Coller Barometer shows slumping returns, soaring Asia
The latest edition of the Coller Capital Global Private Equity Barometer, polling 110 LPs worldwide, found respondents registering the full aftermath of the GFC, with the lifetime returns on their portfolios falling dramatically.
Concurrently, LPs – especially those from Europe – are also looking to up their commitments substantially in Asia Pacific. With some LPs newer to the asset class now leaving it altogether, others may be simply transferring expectations to Asia.
Fewer happy returns?
The Barometer’s data on lifetime private equity returns provides worrying proof that LPs are seeing, and coming to expect, lower overall comeback from the asset class. Over 51% of LPs in the poll reported lifetime returns of 10% or less from their portfolios, compared to 22% in 2008 and 29% in 2009. And the proportion of LPs seeing returns of 16%+ from their commitments is now down to 22%, compared with 45% in 2007.
Figures like this call into question the entire investment rationale for the asset class. As Hiro Mizuno, Partner at Coller Capital pointed out, “If this kind of return becomes common for private equity, it will lose its attractiveness...We hope that this is a temporary dip because of the financial crisis, but some people may believe that the return levels now will be very different from in previous decades.”
Mizuno notes that lifetime returns figures are skewed toward recent returns, primarily because even the longest-established investors in private equity increased their commitment levels over the past five years or so. Big buyout funds in particular tended both to drive up LP private equity commitments during the boom years and drive down their returns as keenly-priced deals turned sour.

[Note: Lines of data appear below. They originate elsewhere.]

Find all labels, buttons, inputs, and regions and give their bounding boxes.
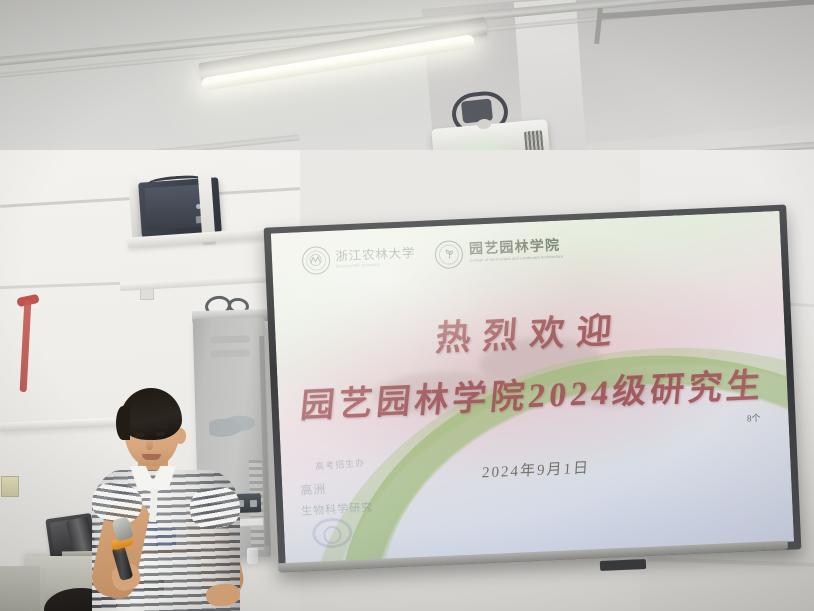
ghost-mark: 高洲 <box>300 480 327 499</box>
ghost-stamp-icon <box>312 517 353 549</box>
mouth <box>142 454 161 460</box>
wall-socket-icon <box>1 476 19 497</box>
screen-mount-foot <box>600 559 646 571</box>
slide-corner-mark: 8个 <box>747 410 761 424</box>
cabinet-slot <box>210 335 250 343</box>
eye <box>156 432 165 436</box>
whiteboard-ghost-marks: 高考招生办 高洲 生物科学研究 <box>296 452 432 544</box>
eye <box>135 433 144 437</box>
foreground-desk <box>0 566 40 611</box>
hair-side <box>116 406 130 440</box>
slide-surface: 浙江农林大学 Zhejiang A&F University 园艺园林学院 <box>271 211 794 564</box>
cabinet-button[interactable] <box>250 500 257 507</box>
screen-glare <box>271 211 604 400</box>
photo-scene: 浙江农林大学 Zhejiang A&F University 园艺园林学院 <box>0 0 814 611</box>
glass-cup[interactable] <box>247 548 258 564</box>
ghost-mark: 生物科学研究 <box>301 498 374 518</box>
ghost-mark: 高考招生办 <box>315 455 366 472</box>
speaker <box>86 388 246 611</box>
cabinet-slot <box>210 349 250 357</box>
nose <box>146 438 153 450</box>
presentation-screen[interactable]: 浙江农林大学 Zhejiang A&F University 园艺园林学院 <box>264 205 802 573</box>
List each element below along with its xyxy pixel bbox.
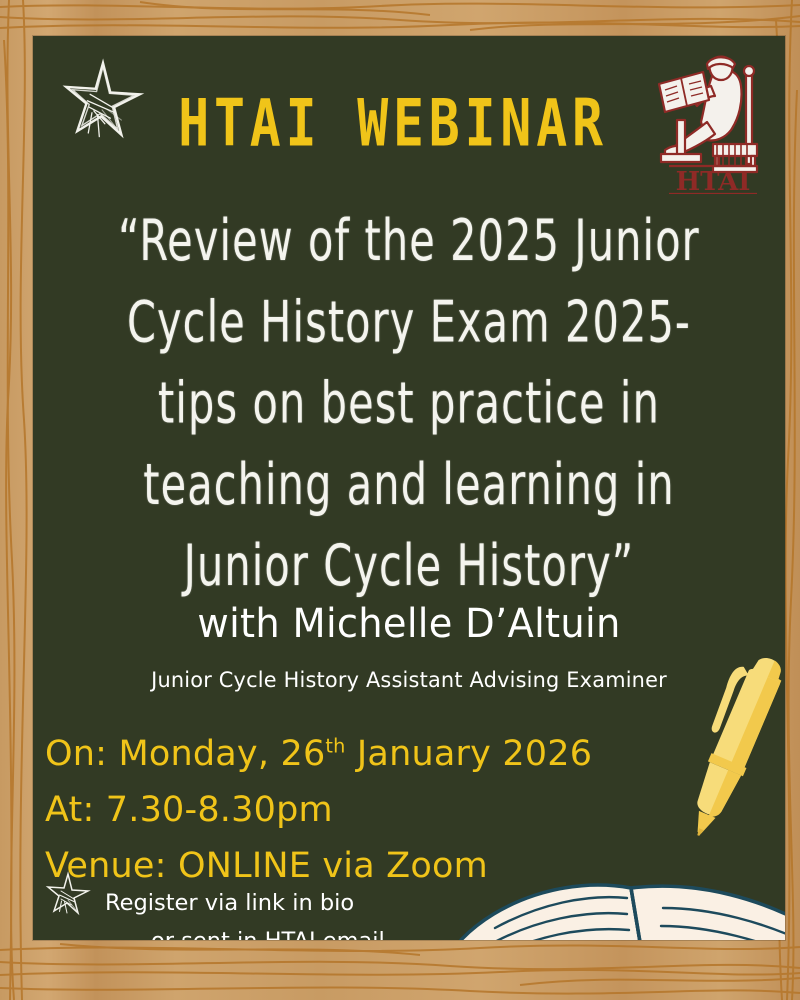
title-line: Junior Cycle History” [69,526,750,607]
register-line-2: or sent in HTAI email [105,922,385,940]
speaker-name: with Michelle D’Altuin [48,601,770,647]
poster-header: HTAI WEBINAR [33,44,785,194]
date-ordinal-suffix: th [325,734,345,757]
poster-root: HTAI WEBINAR [0,0,800,1000]
title-line: Cycle History Exam 2025- [69,282,750,363]
chalkboard: HTAI WEBINAR [33,36,785,940]
event-detail-date: On: Monday, 26th January 2026 [45,726,592,782]
event-details: On: Monday, 26th January 2026 At: 7.30-8… [45,726,592,894]
htai-logo-icon: HTAI [653,44,773,194]
title-line: teaching and learning in [69,445,750,526]
htai-logo-text: HTAI [676,167,751,194]
registration-info: Register via link in bio or sent in HTAI… [105,884,385,940]
webinar-title-block: “Review of the 2025 Junior Cycle History… [69,201,750,607]
register-line-1: Register via link in bio [105,884,385,922]
event-detail-time: At: 7.30-8.30pm [45,782,592,838]
chalk-star-icon [43,868,93,918]
title-line: tips on best practice in [69,363,750,444]
speaker-role: Junior Cycle History Assistant Advising … [44,668,773,693]
webinar-heading: HTAI WEBINAR [151,92,636,157]
title-line: “Review of the 2025 Junior [69,201,750,282]
chalk-star-icon [57,52,149,144]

As a result, “a lot of investors have left this asset class. Quite a few have told us that they just stopped investing in private equity,” Mizuno said. This chiefly refers to recent entrants to private equity, many of them outside the latest poll, many of which ramped up programs during or just before the bubble period that ended in 2008. LPs with decades-long commitment to the asset class will remain investors, but may reduce overall commitments.
Asia Pacific attractive
While the global picture looks relatively gloomy, LPs are preparing to rebalance their allocations with both eyes on Asia, looking at both growth capital and buyout strategies.
According to the Coller survey, the16% of respondents who have more than 10% of their private equity allocation in Asia Pacific today will more than double to 38% within three years. North American investors, already well exposed to the region with 26% allocating more than 10% to the region currently, will see this figure rise to 41% in the same period. And European LPs, less exposed to Asia, will increase allocations to just below North American levels.
The LP poll unsurprisingly rates China and India as the first and second most attractive growth capital markets, naming Australia as the most attractive buyout market. China also tops the list of overall country preferences, with 53% of the poll intending to expand or begin investment there in the next two years, while 44% plan the same for India.
The issue is then whether Asia, especially China and India, can deliver. “Australia is the only market which has a track record of [consistently high returns],” Mizuno cautioned.But he maintained that, “China and India still create huge wealth opportunities. From a macro perspective, those countries seem to create higher returns.”
Above all, he emphasized, returns in the 16%+ range are what LP investors need to sustain their commitment to private equity above other asset classes. These should be achievable by reasonably experienced private equity professionals, in emerging Asia as elsewhere, with or without the leverage levels of the pre-GFC boom years.
Returns expectations of that type practically dictate Asia as the investment destination of choice. “If you want that kind of return over the next few years, it’s very difficult to say the US or Europe, so you have to say Asia,” Mizuno concluded. “People cannot really have high hopes or even reasonable expectations of the US or European markets at the moment.”